¹ Max-Planck-Institut für Extraterrestrische Physik (MPE), Giessenbachstrasse 1, 85748 Garching bei München, Germany
² Department of Astronomy, University of Science and Technology of China, Hefei 230026, People’s Republic of China
³ School of Astronomy and Space Science, University of Science and Technology of China, Hefei 230026, People’s Republic of China
⁴ Centre for Extragalactic Astronomy, Department of Physics, Durham University, South Road, Durham DH1 3LE, UK
⁵ Department of Physics and McGill Space Institute, McGill University, 3600 University Street, Montreal, QC H3A 2T8, Canada
⁶ Exzellenzcluster ORIGINS, Boltzmannstr. 2, 85748 Garching, Germany
⁷ Department of Astronomy, School of Physics, Peking University, Beijing 100871, China
⁸ Kavli Institute for Astronomy and Astrophysics, Peking University, Beijing 100871, China
⁹ Institute for Astronomy & Astrophysics, National Observatory of Athens, V. Paulou & I. Metaxa, 11532 Athens, Greece

^⋆ Corresponding author: csj666@mail.ustc.edu.cn

Received: 25 March 2025
Accepted: 24 June 2025

Abstract

Context. Active galactic nuclei (AGN) stand as extreme X-ray emitters where disk-corona interplay shapes their spectral energy distribution. The soft X-ray excess, a unique feature of AGN in the 0.5 − 2.0 keV, encodes critical information on the “warm corona” structure bridging the disk and hot corona. However, the systematic evolution of this feature with fundamental accretion parameters in large AGN samples – particularly those studied through the spectral stacking technique – remains observationally unconstrained.

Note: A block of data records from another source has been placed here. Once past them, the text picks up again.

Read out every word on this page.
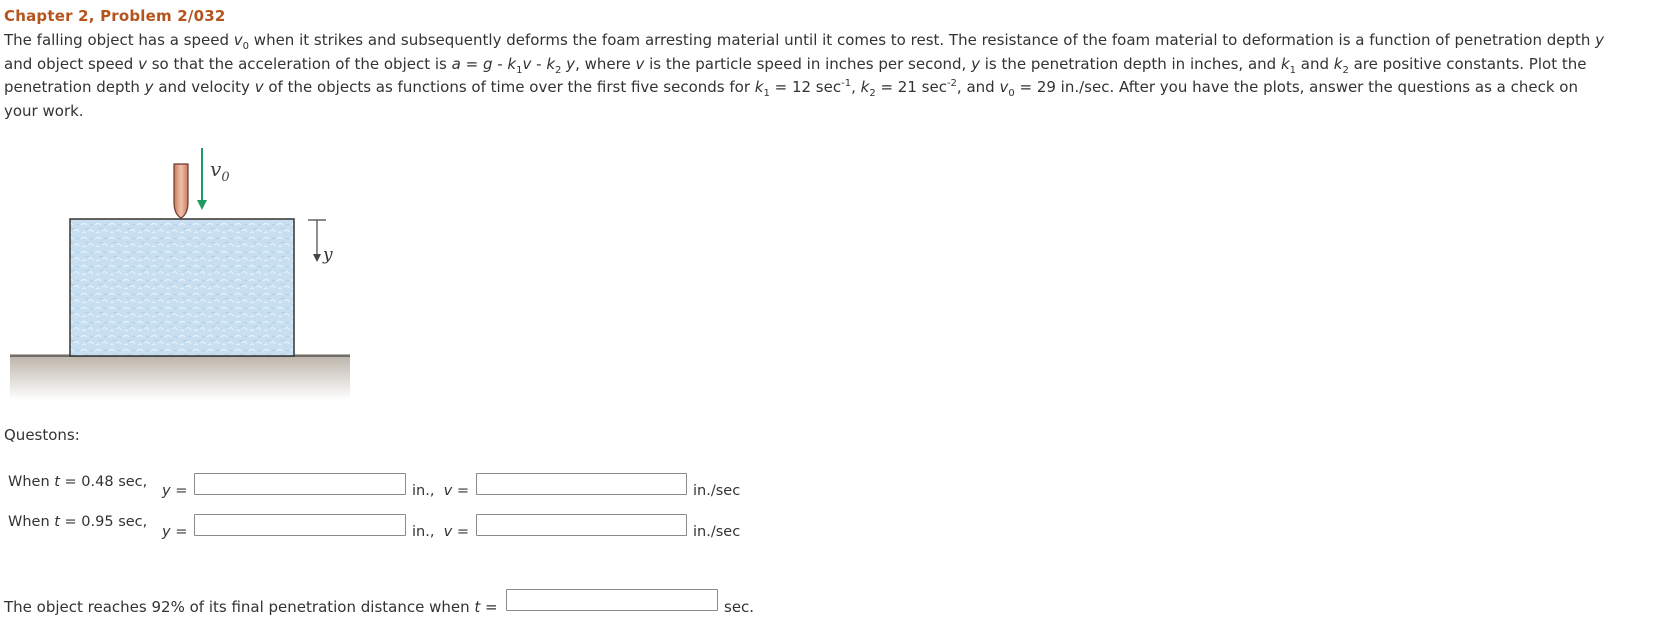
Chapter 2, Problem 2/032
The falling object has a speed $v_0$ when it strikes and subsequently deforms the foam arresting material until it comes to rest. The resistance of the foam material to deformation is a function of penetration depth y
and object speed v so that the acceleration of the object is $a = g - k_1v - k_2$ y, where v is the particle speed in inches per second, y is the penetration depth in inches, and $k_1$ and $k_2$ are positive constants. Plot the
penetration depth y and velocity v of the objects as functions of time over the first five seconds for $k_1 = 12$ $\sec^{-1}$, $k_2 = 21$ $\sec^{-2}$, and $v_0 = 29$ in./sec. After you have the plots, answer the questions as a check on
your work.
$v_0$
y
Questons:
When t = 0.48 sec,
y =	in., v =	in./sec
When t = 0.95 sec,
y =	in., v =	in./sec
The object reaches 92% of its final penetration distance when t =	sec.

Aims. The eROSITA All-Sky Survey (eRASS:5) provides an unprecedented sample to statistically map AGN spectral properties. We present a multiwavelength investigation of how the average AGN X-ray spectra evolve with accretion parameters (α_ox, L_UV, λ_Edd, M_BH), and we explore the disk-corona connection by further combining stacked UV data.

Methods. We have developed Xstack, a novel X-ray spectral stacking code that consistently stacks rest-frame pulse invariant (PI) spectra and associated responses using optimized response weighting to preserve spectral shapes. With Xstack, we stacked 17 929 AGNs (“spec-z” sample, total exposure ∼23 Ms) with similar X-ray loudness, α_ox, and UV luminosity, L_UV, and 4159 AGNs (“BH-mass” sample, ∼3 Ms) with similar Eddington ratios, λ_Edd, and black hole masses, M_BH. We analyzed the resulting stacked X-ray spectra with a phenomenological model for both samples. We further fit the stacked optical-UV X-ray SED with the physical AGNSED model on a 3 × 3 M_BH – λ_Edd grid.

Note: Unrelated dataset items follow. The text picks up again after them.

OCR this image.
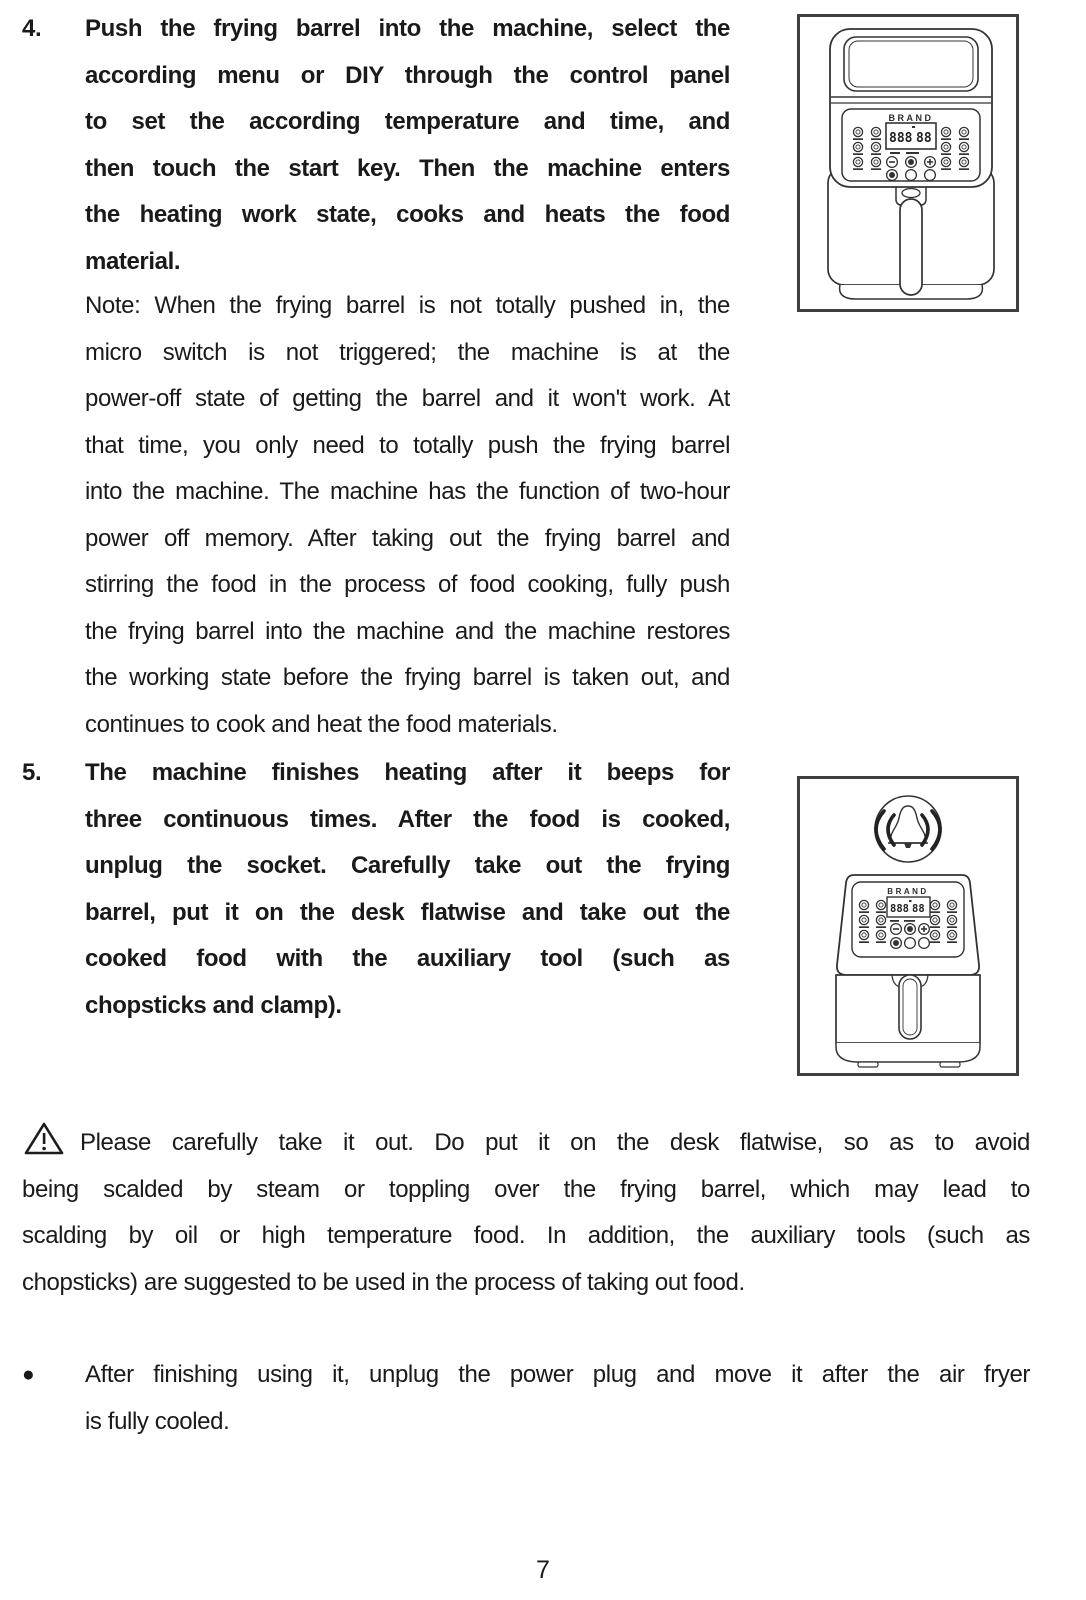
4.	Push the frying barrel into the machine, select the
according menu or DIY through the control panel
to set the according temperature and time, and
then touch the start key. Then the machine enters
the heating work state, cooks and heats the food
material.
Note: When the frying barrel is not totally pushed in, the
micro switch is not triggered; the machine is at the
power-off state of getting the barrel and it won't work. At
that time, you only need to totally push the frying barrel
into the machine. The machine has the function of two-hour
power off memory. After taking out the frying barrel and
stirring the food in the process of food cooking, fully push
the frying barrel into the machine and the machine restores
the working state before the frying barrel is taken out, and
continues to cook and heat the food materials.
5.	The machine finishes heating after it beeps for
three continuous times. After the food is cooked,
unplug the socket. Carefully take out the frying
barrel, put it on the desk flatwise and take out the
cooked food with the auxiliary tool (such as
chopsticks and clamp).
Please carefully take it out. Do put it on the desk flatwise, so as to avoid
being scalded by steam or toppling over the frying barrel, which may lead to
scalding by oil or high temperature food. In addition, the auxiliary tools (such as
chopsticks) are suggested to be used in the process of taking out food.
●	After finishing using it, unplug the power plug and move it after the air fryer
is fully cooled.
BRAND
888 88
BRAND
888 88
7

Results. We observed that the soft excess strength rises strongly with increasing α_ox and λ_Edd binning (by a factor of five), while the hard X-ray spectral shape remains largely unchanged, consistent with the interpretation that soft excess is primarily driven by the warm corona rather than reflection. The trends are weaker with L_UV binning and reversed for M_BH binning. The analysis of the optical-UV X-ray SEDs with AGNSED revealed that the warm corona radius (in units of R_g) generally increases with λ_Edd and decreases with M_BH, or equivalently the disk-to-warm-corona transition consistently occurs near ∼1  ×  10⁴ K. The hot corona contracts with λ_Edd, and the radius remains independent of M_BH, aligning with disk evaporation predictions.

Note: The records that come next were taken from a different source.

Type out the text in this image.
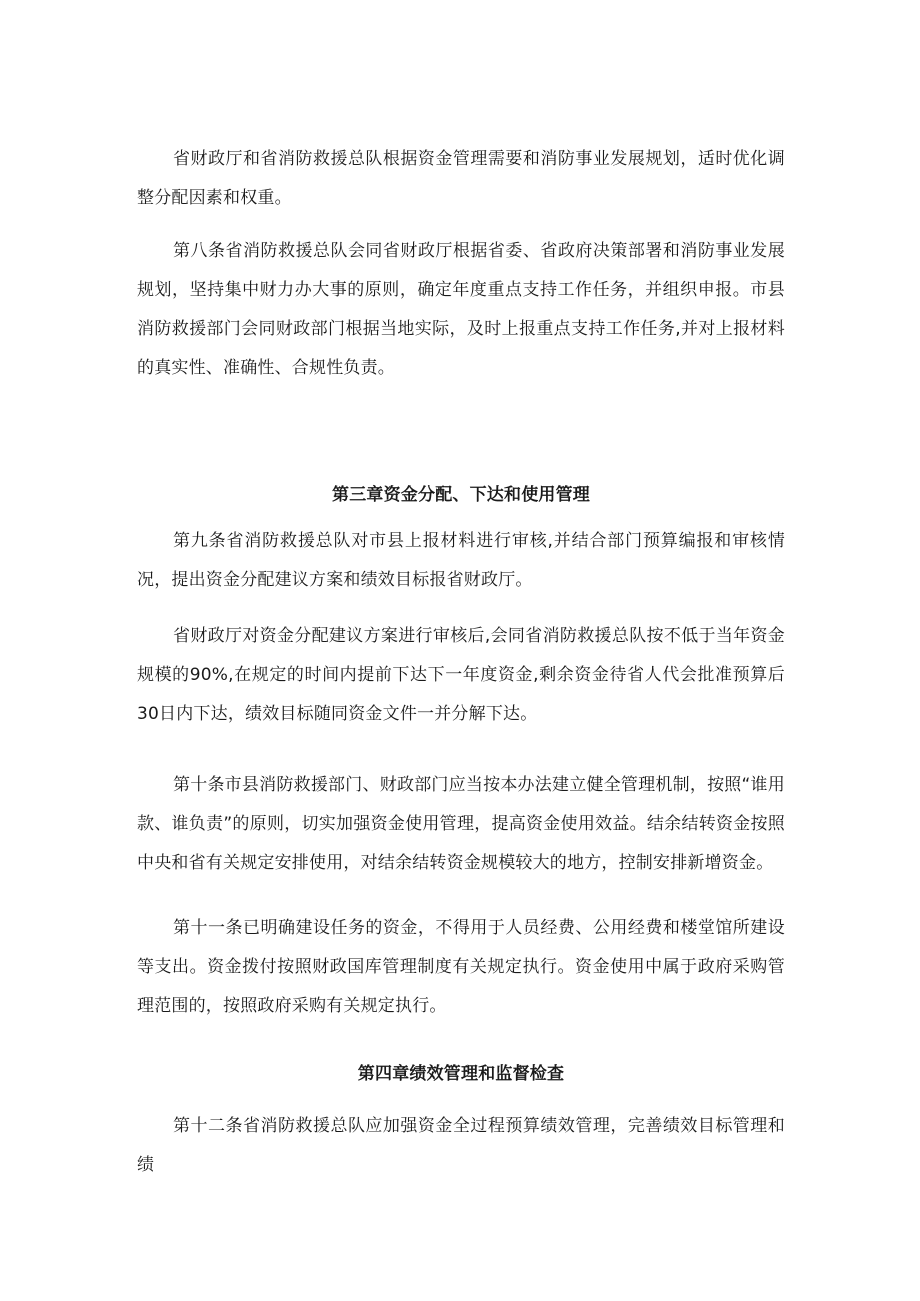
省财政厅和省消防救援总队根据资金管理需要和消防事业发展规划，适时优化调整分配因素和权重。

第八条省消防救援总队会同省财政厅根据省委、省政府决策部署和消防事业发展规划，坚持集中财力办大事的原则，确定年度重点支持工作任务，并组织申报。市县消防救援部门会同财政部门根据当地实际，及时上报重点支持工作任务,并对上报材料的真实性、准确性、合规性负责。

第三章资金分配、下达和使用管理

第九条省消防救援总队对市县上报材料进行审核,并结合部门预算编报和审核情况，提出资金分配建议方案和绩效目标报省财政厅。

省财政厅对资金分配建议方案进行审核后,会同省消防救援总队按不低于当年资金规模的90%,在规定的时间内提前下达下一年度资金,剩余资金待省人代会批准预算后30日内下达，绩效目标随同资金文件一并分解下达。

第十条市县消防救援部门、财政部门应当按本办法建立健全管理机制，按照“谁用款、谁负责”的原则，切实加强资金使用管理，提高资金使用效益。结余结转资金按照中央和省有关规定安排使用，对结余结转资金规模较大的地方，控制安排新增资金。

第十一条已明确建设任务的资金，不得用于人员经费、公用经费和楼堂馆所建设等支出。资金拨付按照财政国库管理制度有关规定执行。资金使用中属于政府采购管理范围的，按照政府采购有关规定执行。

第四章绩效管理和监督检查

第十二条省消防救援总队应加强资金全过程预算绩效管理，完善绩效目标管理和绩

Conclusions. The soft excess is likely warm-corona dominated, with the disk-to-warm-corona transition potentially linked to hydrogen ionization instability at ∼1  ×  10⁴ K, which is consistent with previous work utilizing eFEDS-HSC stacked data. Our work highlights the power of spectral stacking for revealing the AGN disk-corona connection.